Thursday, June 20, 2019

I Think The Hardest Part of Holding On Is Letting It Go

Monday I made the most difficult decision of my life, but I felt like it had to be done.

2 years after running away from "G", she was still dominating my thoughts. Why? Do I have literally nobody else to think about in the busy-ness that is my life? I honestly don't have an answer. So after much thought, I just decided to end it, and finally move on with my life. I unfriended and unfollowed her social media accounts and either took down or untagged all photos I had of/with her (there was a lot)

I selfishly do this so I can move on. I never wanted to be in this situation to begin with and I honestly didn't know how to handle it. After all the praying, arguing/debating back and forth with myself, NOT wanting to be interested because I KNEW going in she wasn't the one, to literally running away instead of facing my fears, I felt like it was the right thing to do.

Like I posted in the lyrics I wrote last week, what if? What if I had never liked her beyond friendship? What if I had confidence in myself and could just tell her and risked the biggest fear I have? So many questions remain unanswered.

I still care deeply about her, I still do consider her a friend, although have only heard from her once all year, and this was nothing to do with her and everything to do with me and finally trying to move on once-and-for-all.
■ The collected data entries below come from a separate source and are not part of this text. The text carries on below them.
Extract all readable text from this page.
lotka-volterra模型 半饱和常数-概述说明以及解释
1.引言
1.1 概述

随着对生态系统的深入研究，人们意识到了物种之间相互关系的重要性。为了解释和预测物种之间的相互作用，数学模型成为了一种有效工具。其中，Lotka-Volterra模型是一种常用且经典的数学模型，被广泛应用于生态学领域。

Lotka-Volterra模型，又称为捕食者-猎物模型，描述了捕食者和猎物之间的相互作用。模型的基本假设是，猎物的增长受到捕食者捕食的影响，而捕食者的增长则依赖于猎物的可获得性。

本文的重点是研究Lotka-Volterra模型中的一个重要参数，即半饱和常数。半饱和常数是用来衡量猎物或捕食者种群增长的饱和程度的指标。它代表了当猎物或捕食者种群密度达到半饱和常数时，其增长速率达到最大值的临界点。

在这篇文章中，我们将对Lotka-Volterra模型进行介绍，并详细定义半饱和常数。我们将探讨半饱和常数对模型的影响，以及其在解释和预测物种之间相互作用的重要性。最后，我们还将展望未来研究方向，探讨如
I use all this as a learning experience for the future in case this situation should arise again. I have too much self-doubt and lack-of-confidence, especially with females, especially incredibly Godly, beautiful females. How will I ever find the "one" if I keep running away and keep my feelings in the "head in the clouds" and never do anything about it? Someone once told me that I'm afraid to go after women, because I'm afraid I'm going to get hurt again. I hate it when people know me better than I know myself.

"Goodbye for now, I think the hardest part of holding on is letting it go"--POD.